The approach with the predicate is not 'evil'. It seems to not scale: later theorems will want a Group, not a Subgroup, as input (for example).

If Σ ℤ IsEven does not scale, then what does scale? To apply a homomorphic injection, what can be the carrier of this injection, is it again Σ ℤ IsEven ?

later theorems will want a Group, not a Subgroup, as input (for example).

record Subgroup ... is parameterized by baseGroup : Group. it implements various items describing the relation between baseGroup and the subgroup. And it also forms and exports subgroup-asGroup : Group as a stand-alone group. This thing is trivial. So that for later theorems you write of, the program has to extract (Subgroup.subgroupAsGroup foo) (if only I understand of what you are writing about).

The other thing is that "change of variables" (representation, etc) doesn't necessarily transport the predicate the way you want it to.

For example, integer numbers are represented in unary system (ℤ). One can consider ℤb - for the binary system. Having the isomorphism toBin : ℤ -> ℤb, and the subgroup for Σ ℤ IsEven, we can build the Subgroup record describing of the image of this subgroup. Its carrier is expressed by a certain predicate IsEvenBin : Pred Bin _, and one has to prove that the first carrier is bijected to the second one by toBin. This all looks natural, and easy to arrange. What does not scale here, I wonder. (again, if only I understand your note).

[JacquesCarette]

The carrier is whatever you want, as long as it's isomorphic to the even integers.

The problem with nesting records has been well-documented - See Type Classes for Mathematics in Type Theory as a particularly lucid explanation. It's not that it doesn't work, it's that it only works in simple cases.
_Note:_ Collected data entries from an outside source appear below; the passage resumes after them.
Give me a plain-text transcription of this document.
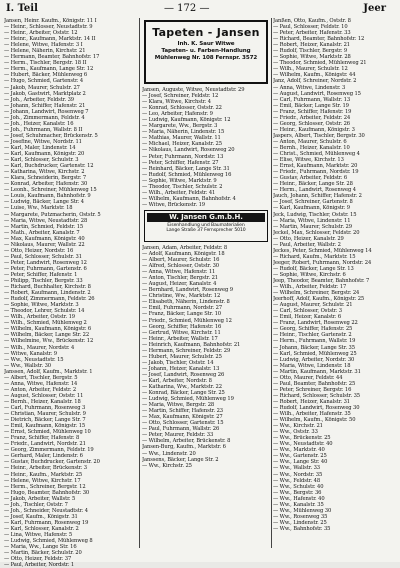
I. Teil	— 172 —	Jeer
Jansen, Heinr. Kaufm., Königstr. 11 I
— Heinr., Schlosser, Neustadtstr. 9
— Heinr., Arbeiter, Oststr. 12
— Heinr., Kaufmann, Marktstr. 14 II
— Helene, Witwe, Hafenstr. 3 I
— Helene, Näherin, Kirchstr. 21
— Hermann, Beamter, Bahnhofstr. 17
— Herm., Tischler, Bergstr. 18 II
— Herm., Kaufmann, Lange Str. 12
— Hubert, Bäcker, Mühlenweg 6
— Hugo, Schmied, Gartenstr. 4
— Jakob, Maurer, Schulstr. 27
— Jakob, Gastwirt, Marktplatz 2
— Joh., Arbeiter, Feldstr. 39
— Johann, Schiffer, Hafenstr. 21
— Johann, Landwirt, Rosenweg 7
— Joh., Zimmermann, Feldstr. 4
— Joh., Heizer, Kanalstr. 16
— Joh., Fuhrmann, Wallstr. 8 II
— Josef, Schuhmacher, Brückenstr. 5
— Josefine, Witwe, Nordstr. 11
— Karl, Maler, Lindenstr. 14
— Karl, Kaufmann, Königstr. 20
— Karl, Schlosser, Schulstr. 3
— Karl, Buchdrucker, Gartenstr. 12
— Katharina, Witwe, Kirchstr. 2
— Klara, Schneiderin, Bergstr. 7
— Konrad, Arbeiter, Hafenstr. 30
— Leonh., Schreiner, Mühlenweg 15
— Louis, Kaufmann, Bahnhofstr. 9
— Ludwig, Bäcker, Lange Str. 4
— Luise, Ww., Marktstr. 18
— Margarete, Putzmacherin, Oststr. 5
— Maria, Witwe, Neustadtstr. 28
— Martin, Schmied, Feldstr. 15
— Math., Arbeiter, Kanalstr. 7
— Max, Kaufmann, Königstr. 40
— Nikolaus, Maurer, Wallstr. 22
— Otto, Heizer, Nordstr. 16
— Paul, Schlosser, Schulstr. 31
— Peter, Landwirt, Rosenweg 12
— Peter, Fuhrmann, Gartenstr. 6
— Peter, Schiffer, Hafenstr. 1
— Philipp, Tischler, Bergstr. 33
— Richard, Buchhalter, Kirchstr. 8
— Robert, Kaufmann, Lindenstr. 2
— Rudolf, Zimmermann, Feldstr. 26
— Sophie, Witwe, Marktstr. 3
— Theodor, Lehrer, Schulstr. 14
— Wilh., Arbeiter, Oststr. 19
— Wilh., Schmied, Mühlenweg 2
— Wilhelm, Kaufmann, Königstr. 6
— Wilhelm, Bäcker, Lange Str. 22
— Wilhelmine, Ww., Brückenstr. 12
— Wilh., Maurer, Nordstr. 4
— Witwe, Kanalstr. 9
— Ww., Neustadtstr. 15
— Ww., Wallstr. 30
Janssen, Adolf, Kaufm., Marktstr. 1
— Albert, Tischler, Bergstr. 5
— Anna, Witwe, Hafenstr. 14
— Anton, Arbeiter, Feldstr. 2
— August, Schlosser, Oststr. 11
— Bernh., Heizer, Kanalstr. 18
— Carl, Fuhrmann, Rosenweg 3
— Christian, Maurer, Schulstr. 9
— Dietrich, Bäcker, Lange Str. 7
— Emil, Kaufmann, Königstr. 15
— Ernst, Schmied, Mühlenweg 10
— Franz, Schiffer, Hafenstr. 8
— Friedr., Landwirt, Nordstr. 21
— Georg, Zimmermann, Feldstr. 19
— Gerhard, Maler, Lindenstr. 6
— Gustav, Buchdrucker, Gartenstr. 20
— Heinr., Arbeiter, Brückenstr. 3
— Heinr., Kaufm., Marktstr. 25
— Helene, Witwe, Kirchstr. 17
— Herm., Schreiner, Bergstr. 12
— Hugo, Beamter, Bahnhofstr. 30
— Jakob, Arbeiter, Wallstr. 5
— Joh., Tischler, Oststr. 7
— Joh., Schneider, Neustadtstr. 4
— Josef, Kaufm., Königstr. 31
— Karl, Fuhrmann, Rosenweg 19
— Karl, Schlosser, Kanalstr. 2
— Lina, Witwe, Hafenstr. 5
— Ludwig, Schmied, Mühlenweg 8
— Maria, Ww., Lange Str. 16
— Martin, Bäcker, Schulstr. 20
— Otto, Heizer, Feldstr. 37
— Paul, Arbeiter, Nordstr. 1
Tapeten - Jansen
Inh. K. Saur Witwe
Tapeten- u. Farben-Handlung
Mühlenweg Nr. 108 Fernspr. 3572
Jansen, Auguste, Witwe, Neustadtstr. 29
— Josef, Schreiner, Feldstr. 12
— Klara, Witwe, Kirchstr. 4
— Konrad, Schlosser, Oststr. 22
— Leo, Arbeiter, Hafenstr. 9
— Ludwig, Kaufmann, Königstr. 12
— Margarete, Ww., Bergstr. 3
— Maria, Näherin, Lindenstr. 15
— Mathias, Maurer, Wallstr. 11
— Michael, Heizer, Kanalstr. 25
— Nikolaus, Landwirt, Rosenweg 20
— Peter, Fuhrmann, Nordstr. 13
— Peter, Schiffer, Hafenstr. 27
— Reinhard, Bäcker, Lange Str. 31
— Rudolf, Schmied, Mühlenweg 16
— Sophie, Witwe, Marktstr. 9
— Theodor, Tischler, Schulstr. 2
— Wilh., Arbeiter, Feldstr. 41
— Wilhelm, Kaufmann, Bahnhofstr. 4
— Witwe, Brückenstr. 19
W. Jansen G.m.b.H.
Eisenhandlung und Baumaterialien
Lange Straße 37 Fernsprecher 5010
Jansen, Adam, Arbeiter, Feldstr. 8
— Adolf, Kaufmann, Königstr. 18
— Albert, Maurer, Schulstr. 16
— Alfred, Schlosser, Oststr. 30
— Anna, Witwe, Hafenstr. 11
— Anton, Tischler, Bergstr. 21
— August, Heizer, Kanalstr. 4
— Bernhard, Landwirt, Rosenweg 9
— Christine, Ww., Marktstr. 12
— Elisabeth, Näherin, Lindenstr. 8
— Emil, Fuhrmann, Nordstr. 27
— Franz, Bäcker, Lange Str. 10
— Friedr., Schmied, Mühlenweg 12
— Georg, Schiffer, Hafenstr. 16
— Gertrud, Witwe, Kirchstr. 11
— Heinr., Arbeiter, Wallstr. 17
— Heinrich, Kaufmann, Bahnhofstr. 21
— Hermann, Schreiner, Feldstr. 29
— Hubert, Maurer, Schulstr. 25
— Jakob, Tischler, Oststr. 14
— Johann, Heizer, Kanalstr. 13
— Josef, Landwirt, Rosenweg 26
— Karl, Arbeiter, Nordstr. 8
— Katharina, Ww., Marktstr. 22
— Konrad, Bäcker, Lange Str. 25
— Ludwig, Schmied, Mühlenweg 19
— Maria, Witwe, Bergstr. 28
— Martin, Schiffer, Hafenstr. 23
— Max, Kaufmann, Königstr. 27
— Otto, Schlosser, Gartenstr. 15
— Paul, Fuhrmann, Wallstr. 26
— Peter, Maurer, Feldstr. 33
— Wilhelm, Arbeiter, Brückenstr. 8
Jansen-Burg, Kaufm., Marktstr. 6
— Ww., Lindenstr. 20
Janssens, Bäcker, Lange Str. 2
— Ww., Kirchstr. 25
Janßen, Otto, Kaufm., Oststr. 8
— Paul, Schlosser, Feldstr. 10
— Peter, Arbeiter, Hafenstr. 33
— Richard, Beamter, Bahnhofstr. 12
— Robert, Heizer, Kanalstr. 21
— Rudolf, Tischler, Bergstr. 9
— Sophie, Witwe, Marktstr. 28
— Theodor, Schmied, Mühlenweg 21
— Wilh., Maurer, Schulstr. 12
— Wilhelm, Kaufm., Königstr. 44
Janz, Adolf, Schreiner, Nordstr. 2
— Anna, Witwe, Lindenstr. 3
— August, Landwirt, Rosenweg 15
— Carl, Fuhrmann, Wallstr. 13
— Emil, Bäcker, Lange Str. 19
— Franz, Schiffer, Hafenstr. 19
— Friedr., Arbeiter, Feldstr. 24
— Georg, Schlosser, Oststr. 26
— Heinr., Kaufmann, Königstr. 3
Jaspers, Albert, Tischler, Bergstr. 30
— Anton, Maurer, Schulstr. 6
— Bernh., Heizer, Kanalstr. 10
— Christ., Schmied, Mühlenweg 4
— Elise, Witwe, Kirchstr. 13
— Ernst, Kaufmann, Marktstr. 20
— Friedr., Fuhrmann, Nordstr. 19
— Gustav, Arbeiter, Feldstr. 6
— Heinr., Bäcker, Lange Str. 28
— Herm., Landwirt, Rosenweg 4
Jauch, Johann, Schiffer, Hafenstr. 2
— Josef, Schreiner, Gartenstr. 8
— Karl, Kaufmann, Königstr. 9
Jeck, Ludwig, Tischler, Oststr. 15
— Maria, Witwe, Lindenstr. 11
— Martin, Maurer, Schulstr. 29
Jeckel, Max, Schlosser, Feldstr. 20
— Otto, Heizer, Kanalstr. 29
— Paul, Arbeiter, Wallstr. 2
Jeckes, Peter, Schmied, Mühlenweg 14
— Richard, Kaufm., Marktstr. 15
Jeeger, Robert, Fuhrmann, Nordstr. 24
— Rudolf, Bäcker, Lange Str. 13
— Sophie, Witwe, Kirchstr. 6
Jeep, Theodor, Beamter, Bahnhofstr. 7
— Wilh., Arbeiter, Feldstr. 17
— Wilhelm, Schreiner, Bergstr. 24
Jeerhoff, Adolf, Kaufm., Königstr. 25
— August, Maurer, Schulstr. 21
— Carl, Schlosser, Oststr. 3
— Emil, Heizer, Kanalstr. 6
— Franz, Landwirt, Rosenweg 22
— Georg, Schiffer, Hafenstr. 25
— Heinr., Tischler, Gartenstr. 2
— Herm., Fuhrmann, Wallstr. 19
— Johann, Bäcker, Lange Str. 35
— Karl, Schmied, Mühlenweg 25
— Ludwig, Arbeiter, Nordstr. 30
— Maria, Witwe, Lindenstr. 18
— Martin, Kaufmann, Marktstr. 31
— Otto, Maurer, Feldstr. 44
— Paul, Beamter, Bahnhofstr. 25
— Peter, Schreiner, Bergstr. 16
— Richard, Schlosser, Schulstr. 35
— Robert, Heizer, Kanalstr. 31
— Rudolf, Landwirt, Rosenweg 30
— Wilh., Arbeiter, Hafenstr. 35
— Wilhelm, Kaufm., Königstr. 50
— Ww., Kirchstr. 21
— Ww., Oststr. 33
— Ww., Brückenstr. 25
— Ww., Neustadtstr. 40
— Ww., Marktstr. 40
— Ww., Gartenstr. 25
— Ww., Lange Str. 40
— Ww., Wallstr. 33
— Ww., Nordstr. 35
— Ww., Feldstr. 48
— Ww., Schulstr. 40
— Ww., Bergstr. 36
— Ww., Hafenstr. 40
— Ww., Kanalstr. 35
— Ww., Mühlenweg 30
— Ww., Rosenweg 35
— Ww., Lindenstr. 25
— Ww., Bahnhofstr. 35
Again, for transport, the problem is not that it doesn't work - it works quite well for simple cases. You can see some examples of this breakdown in the (very recent) preprint Formalizing functional analysis structures in dependent type theory.

[MatthewDaggitt]

@mechvel I'm going to close this and similar issues as the consensus of people far more informed than I appears to be that this is a language design problem, not a library design problem.